Seguiamo dunque la storia del piccolo, senza fermarci alle fantasie dei filosofi.
Il giorno in cui la madre lo ha partorito sono nati, nella stessa casa, un cane, un gatto e un canarino. Alla fine di tre mesi insegno un minuetto al canarino, nel giro di un anno e mezzo faccio del cane un cacciatore eccellente, il gatto, alla fine di sei settimane, fa già tutti i suoi giri e il bimbo dopo quattro anni non fa un bel nulla. Io, uomo comune, testimone di questa prodigiosa differenza e che non ho mai visto bimbi, credo sulle prime che il cane, il gatto e il canarino siano creature assai intelligenti e che il bambino sia un automa. Tuttavia, a poco a poco, mi accorgo che questo bimbo ha anch’egli idee, memoria, le stesse passioni degli animali e allora ammetto che anch’egli è, come loro, una creatura ragionevole. (…)
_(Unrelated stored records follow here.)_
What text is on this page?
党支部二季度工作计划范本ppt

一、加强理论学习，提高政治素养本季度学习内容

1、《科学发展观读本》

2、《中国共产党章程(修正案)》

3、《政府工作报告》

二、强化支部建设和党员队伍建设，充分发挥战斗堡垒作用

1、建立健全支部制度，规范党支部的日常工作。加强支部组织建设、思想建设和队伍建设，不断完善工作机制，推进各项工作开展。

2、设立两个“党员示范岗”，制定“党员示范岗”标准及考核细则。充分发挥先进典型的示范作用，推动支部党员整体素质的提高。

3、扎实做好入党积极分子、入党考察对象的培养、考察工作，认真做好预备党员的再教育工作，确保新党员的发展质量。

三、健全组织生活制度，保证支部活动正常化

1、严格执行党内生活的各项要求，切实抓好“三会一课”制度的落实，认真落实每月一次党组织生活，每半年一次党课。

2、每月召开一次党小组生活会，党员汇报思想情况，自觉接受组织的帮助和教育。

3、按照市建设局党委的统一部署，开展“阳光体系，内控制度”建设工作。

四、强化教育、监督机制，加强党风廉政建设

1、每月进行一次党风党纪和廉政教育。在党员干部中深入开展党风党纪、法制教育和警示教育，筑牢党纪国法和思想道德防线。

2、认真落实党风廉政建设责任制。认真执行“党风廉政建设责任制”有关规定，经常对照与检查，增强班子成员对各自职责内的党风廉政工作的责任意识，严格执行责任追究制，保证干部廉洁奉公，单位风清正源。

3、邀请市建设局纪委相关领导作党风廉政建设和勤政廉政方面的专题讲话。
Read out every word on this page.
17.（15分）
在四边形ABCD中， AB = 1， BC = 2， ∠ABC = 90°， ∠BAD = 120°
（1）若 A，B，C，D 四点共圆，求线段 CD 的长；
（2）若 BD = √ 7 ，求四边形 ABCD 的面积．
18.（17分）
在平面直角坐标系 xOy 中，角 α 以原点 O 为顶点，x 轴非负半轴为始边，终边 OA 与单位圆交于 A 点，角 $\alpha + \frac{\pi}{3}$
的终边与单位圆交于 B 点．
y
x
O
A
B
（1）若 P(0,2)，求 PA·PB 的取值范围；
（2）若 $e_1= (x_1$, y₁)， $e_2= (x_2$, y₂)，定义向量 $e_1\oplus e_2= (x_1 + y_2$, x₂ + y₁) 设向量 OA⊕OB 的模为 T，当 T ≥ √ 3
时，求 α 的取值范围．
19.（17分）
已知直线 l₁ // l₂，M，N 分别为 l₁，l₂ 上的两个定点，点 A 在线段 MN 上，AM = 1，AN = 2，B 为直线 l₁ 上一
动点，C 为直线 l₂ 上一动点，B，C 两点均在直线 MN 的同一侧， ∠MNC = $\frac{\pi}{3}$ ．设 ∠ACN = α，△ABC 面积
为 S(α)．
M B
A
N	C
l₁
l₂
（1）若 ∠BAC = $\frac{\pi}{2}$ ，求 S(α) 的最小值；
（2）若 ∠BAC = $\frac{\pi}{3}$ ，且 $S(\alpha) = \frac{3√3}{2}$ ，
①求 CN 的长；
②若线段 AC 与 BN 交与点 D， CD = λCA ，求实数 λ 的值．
Il bimbo mi comunica differenti idee attraverso alcune parole che ha appreso, allo stesso modo in cui il mio cane mi fa esattamente conoscere i suoi diversi bisogni. Mi accorgo che all’età di sei, sette anni il bimbo combina nel suo piccolo cervello quasi tante idee quanto il mio cane da caccia nel suo. Infine raggiunge con gli anni un numero infinito di conoscenze. Allora, cosa devo pensare di lui? Lo crederò di una natura assolutamente differente? No, senza dubbio; voi infatti che vedete, da un lato, un imbecille, dall’altro Newton, pretendete tuttavia che siano della stessa natura: io devo pretendere, a maggior ragione, che il mio cane e il mio bambino siano, in fondo, della stessa specie, e che non ci sia della differenza che dal più al meno(p. 62 – 63)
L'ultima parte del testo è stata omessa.